Firstly, to unlock the benefits of 5G, start by identifying the critical use cases that require 4G interworking and engage vendors early to achieve this vision. Ultimately, the success of 4G and 5G interworking rests on vendors being cloud-native and having continuous integration and delivery (CI/CD) processes for improvement. They should also have automation capabilities to ensure that the operator’s network meets demand now and well into the future. It is worth remembering that interworking supports a seamless handover between the EPC and the 5G core.
Secondly, when addressing the requirements of 5G data management (covering 3GPP applications such as UDM, UDR, UDSF, AUSF, PCF and EIR), ensure that you’re creating a single-control database that can work across 4G and 5G frontends to achieve a universal data management approach. This will obviate double-provisioning and ensure there are no consistency problems between the two technologies. It will also increase reliability and scalability while reducing operational costs thanks to automation.

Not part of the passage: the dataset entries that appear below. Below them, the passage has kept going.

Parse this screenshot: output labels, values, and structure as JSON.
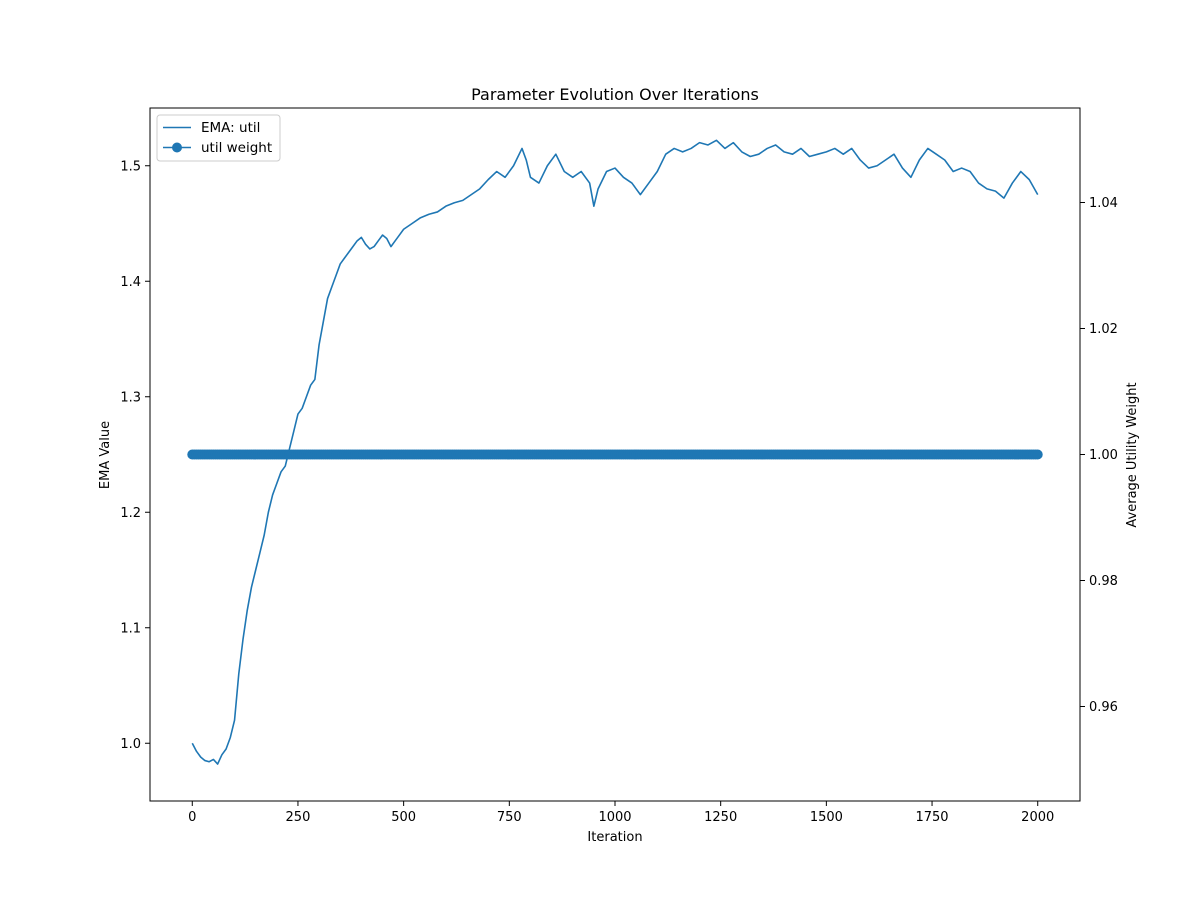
{
  "chart_data": {
    "type": "line",
    "title": "Parameter Evolution Over Iterations",
    "xlabel": "Iteration",
    "ylabel_left": "EMA Value",
    "ylabel_right": "Average Utility Weight",
    "xlim": [
      -100,
      2100
    ],
    "ylim_left": [
      0.95,
      1.55
    ],
    "ylim_right": [
      0.945,
      1.055
    ],
    "x_ticks": [
      0,
      250,
      500,
      750,
      1000,
      1250,
      1500,
      1750,
      2000
    ],
    "y_ticks_left": [
      1.0,
      1.1,
      1.2,
      1.3,
      1.4,
      1.5
    ],
    "y_ticks_right": [
      0.96,
      0.98,
      1.0,
      1.02,
      1.04
    ],
    "y_tick_format_left": 1,
    "y_tick_format_right": 2,
    "grid": false,
    "legend_position": "top-left",
    "series": [
      {
        "name": "EMA: util",
        "axis": "left",
        "style": "line",
        "color": "#1f77b4",
        "x": [
          0,
          10,
          20,
          30,
          40,
          50,
          60,
          70,
          80,
          90,
          100,
          110,
          120,
          130,
          140,
          150,
          160,
          170,
          180,
          190,
          200,
          210,
          220,
          230,
          240,
          250,
          260,
          270,
          280,
          290,
          300,
          310,
          320,
          330,
          340,
          350,
          360,
          370,
          380,
          390,
          400,
          410,
          420,
          430,
          440,
          450,
          460,
          470,
          480,
          490,
          500,
          520,
          540,
          560,
          580,
          600,
          620,
          640,
          660,
          680,
          700,
          720,
          740,
          760,
          780,
          790,
          800,
          820,
          840,
          860,
          880,
          900,
          920,
          940,
          950,
          960,
          980,
          1000,
          1020,
          1040,
          1060,
          1080,
          1100,
          1120,
          1140,
          1160,
          1180,
          1200,
          1220,
          1240,
          1260,
          1280,
          1300,
          1320,
          1340,
          1360,
          1380,
          1400,
          1420,
          1440,
          1460,
          1480,
          1500,
          1520,
          1540,
          1560,
          1580,
          1600,
          1620,
          1640,
          1660,
          1680,
          1700,
          1720,
          1740,
          1760,
          1780,
          1800,
          1820,
          1840,
          1860,
          1880,
          1900,
          1920,
          1940,
          1960,
          1980,
          2000
        ],
        "values": [
          1.0,
          0.993,
          0.988,
          0.985,
          0.984,
          0.986,
          0.982,
          0.99,
          0.995,
          1.005,
          1.02,
          1.06,
          1.09,
          1.115,
          1.135,
          1.15,
          1.165,
          1.18,
          1.2,
          1.215,
          1.225,
          1.235,
          1.24,
          1.255,
          1.27,
          1.285,
          1.29,
          1.3,
          1.31,
          1.315,
          1.345,
          1.365,
          1.385,
          1.395,
          1.405,
          1.415,
          1.42,
          1.425,
          1.43,
          1.435,
          1.438,
          1.432,
          1.428,
          1.43,
          1.435,
          1.44,
          1.437,
          1.43,
          1.435,
          1.44,
          1.445,
          1.45,
          1.455,
          1.458,
          1.46,
          1.465,
          1.468,
          1.47,
          1.475,
          1.48,
          1.488,
          1.495,
          1.49,
          1.5,
          1.515,
          1.505,
          1.49,
          1.485,
          1.5,
          1.51,
          1.495,
          1.49,
          1.495,
          1.485,
          1.465,
          1.48,
          1.495,
          1.498,
          1.49,
          1.485,
          1.475,
          1.485,
          1.495,
          1.51,
          1.515,
          1.512,
          1.515,
          1.52,
          1.518,
          1.522,
          1.515,
          1.52,
          1.512,
          1.508,
          1.51,
          1.515,
          1.518,
          1.512,
          1.51,
          1.515,
          1.508,
          1.51,
          1.512,
          1.515,
          1.51,
          1.515,
          1.505,
          1.498,
          1.5,
          1.505,
          1.51,
          1.498,
          1.49,
          1.505,
          1.515,
          1.51,
          1.505,
          1.495,
          1.498,
          1.495,
          1.485,
          1.48,
          1.478,
          1.472,
          1.485,
          1.495,
          1.488,
          1.475
        ]
      },
      {
        "name": "util weight",
        "axis": "right",
        "style": "line-marker",
        "color": "#1f77b4",
        "x_start": 0,
        "x_end": 2000,
        "x_step": 5,
        "constant_value": 1.0
      }
    ]
  }
}
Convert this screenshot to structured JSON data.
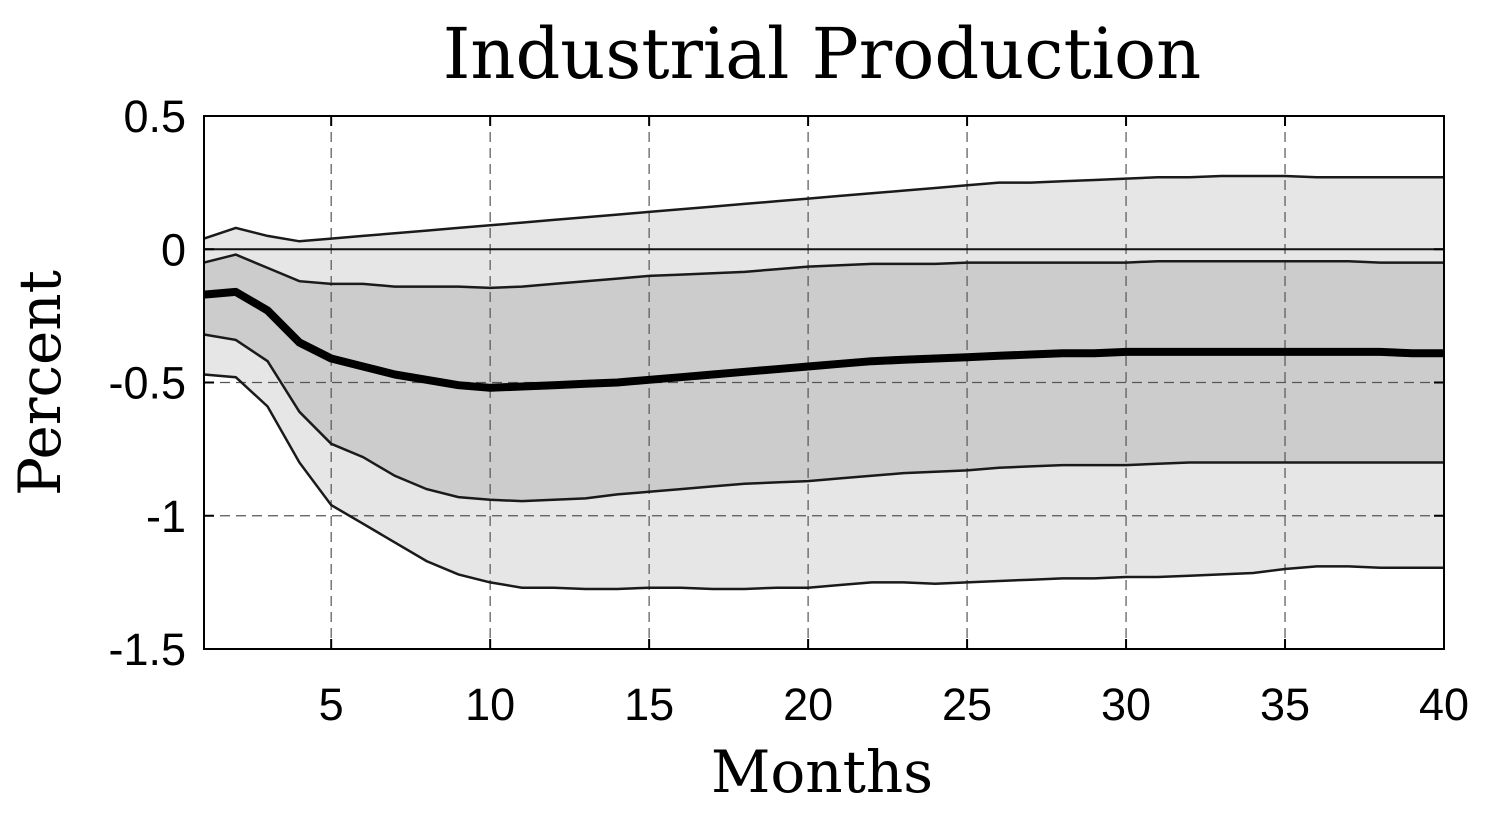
{
  "chart_data": {
    "type": "line",
    "title": "Industrial Production",
    "xlabel": "Months",
    "ylabel": "Percent",
    "xlim": [
      1,
      40
    ],
    "ylim": [
      -1.5,
      0.5
    ],
    "x_ticks": [
      5,
      10,
      15,
      20,
      25,
      30,
      35,
      40
    ],
    "y_ticks": [
      0.5,
      0,
      -0.5,
      -1,
      -1.5
    ],
    "x_tick_labels": [
      "5",
      "10",
      "15",
      "20",
      "25",
      "30",
      "35",
      "40"
    ],
    "y_tick_labels": [
      "0.5",
      "0",
      "-0.5",
      "-1",
      "-1.5"
    ],
    "grid": true,
    "zero_line": true,
    "x": [
      1,
      2,
      3,
      4,
      5,
      6,
      7,
      8,
      9,
      10,
      11,
      12,
      13,
      14,
      15,
      16,
      17,
      18,
      19,
      20,
      21,
      22,
      23,
      24,
      25,
      26,
      27,
      28,
      29,
      30,
      31,
      32,
      33,
      34,
      35,
      36,
      37,
      38,
      39,
      40
    ],
    "median": [
      -0.17,
      -0.16,
      -0.23,
      -0.35,
      -0.41,
      -0.44,
      -0.47,
      -0.49,
      -0.51,
      -0.52,
      -0.515,
      -0.51,
      -0.505,
      -0.5,
      -0.49,
      -0.48,
      -0.47,
      -0.46,
      -0.45,
      -0.44,
      -0.43,
      -0.42,
      -0.415,
      -0.41,
      -0.405,
      -0.4,
      -0.395,
      -0.39,
      -0.39,
      -0.385,
      -0.385,
      -0.385,
      -0.385,
      -0.385,
      -0.385,
      -0.385,
      -0.385,
      -0.385,
      -0.39,
      -0.39
    ],
    "inner_band": {
      "upper": [
        -0.05,
        -0.02,
        -0.07,
        -0.12,
        -0.13,
        -0.13,
        -0.14,
        -0.14,
        -0.14,
        -0.145,
        -0.14,
        -0.13,
        -0.12,
        -0.11,
        -0.1,
        -0.095,
        -0.09,
        -0.085,
        -0.075,
        -0.065,
        -0.06,
        -0.055,
        -0.055,
        -0.055,
        -0.05,
        -0.05,
        -0.05,
        -0.05,
        -0.05,
        -0.05,
        -0.045,
        -0.045,
        -0.045,
        -0.045,
        -0.045,
        -0.045,
        -0.045,
        -0.05,
        -0.05,
        -0.05
      ],
      "lower": [
        -0.32,
        -0.34,
        -0.42,
        -0.61,
        -0.73,
        -0.78,
        -0.85,
        -0.9,
        -0.93,
        -0.94,
        -0.945,
        -0.94,
        -0.935,
        -0.92,
        -0.91,
        -0.9,
        -0.89,
        -0.88,
        -0.875,
        -0.87,
        -0.86,
        -0.85,
        -0.84,
        -0.835,
        -0.83,
        -0.82,
        -0.815,
        -0.81,
        -0.81,
        -0.81,
        -0.805,
        -0.8,
        -0.8,
        -0.8,
        -0.8,
        -0.8,
        -0.8,
        -0.8,
        -0.8,
        -0.8
      ]
    },
    "outer_band": {
      "upper": [
        0.04,
        0.08,
        0.05,
        0.03,
        0.04,
        0.05,
        0.06,
        0.07,
        0.08,
        0.09,
        0.1,
        0.11,
        0.12,
        0.13,
        0.14,
        0.15,
        0.16,
        0.17,
        0.18,
        0.19,
        0.2,
        0.21,
        0.22,
        0.23,
        0.24,
        0.25,
        0.25,
        0.255,
        0.26,
        0.265,
        0.27,
        0.27,
        0.275,
        0.275,
        0.275,
        0.27,
        0.27,
        0.27,
        0.27,
        0.27
      ],
      "lower": [
        -0.47,
        -0.48,
        -0.59,
        -0.8,
        -0.96,
        -1.03,
        -1.1,
        -1.17,
        -1.22,
        -1.25,
        -1.27,
        -1.27,
        -1.275,
        -1.275,
        -1.27,
        -1.27,
        -1.275,
        -1.275,
        -1.27,
        -1.27,
        -1.26,
        -1.25,
        -1.25,
        -1.255,
        -1.25,
        -1.245,
        -1.24,
        -1.235,
        -1.235,
        -1.23,
        -1.23,
        -1.225,
        -1.22,
        -1.215,
        -1.2,
        -1.19,
        -1.19,
        -1.195,
        -1.195,
        -1.195
      ]
    },
    "colors": {
      "median_line": "#000000",
      "band_line": "#1a1a1a",
      "inner_band_fill": "#cccccc",
      "outer_band_fill": "#e6e6e6",
      "axes": "#000000",
      "grid": "#555555",
      "zero_line": "#111111"
    }
  }
}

It is time for operators to leverage the full potential of agile 5G architecture. The challenges created by 5G rollout scenarios and the current pandemic are creating enough complexity as it is. However, the strategy to grapple with 4G/5G interworking is thankfully nowhere near as complex.
A typical architecture when a subscriber wants to approach 5GC, messages go directly to UDM/HSS combo and 5G profiles are stored in 5G UDR.
The author is Oliver Korfmacher, vice president of product management at Enea.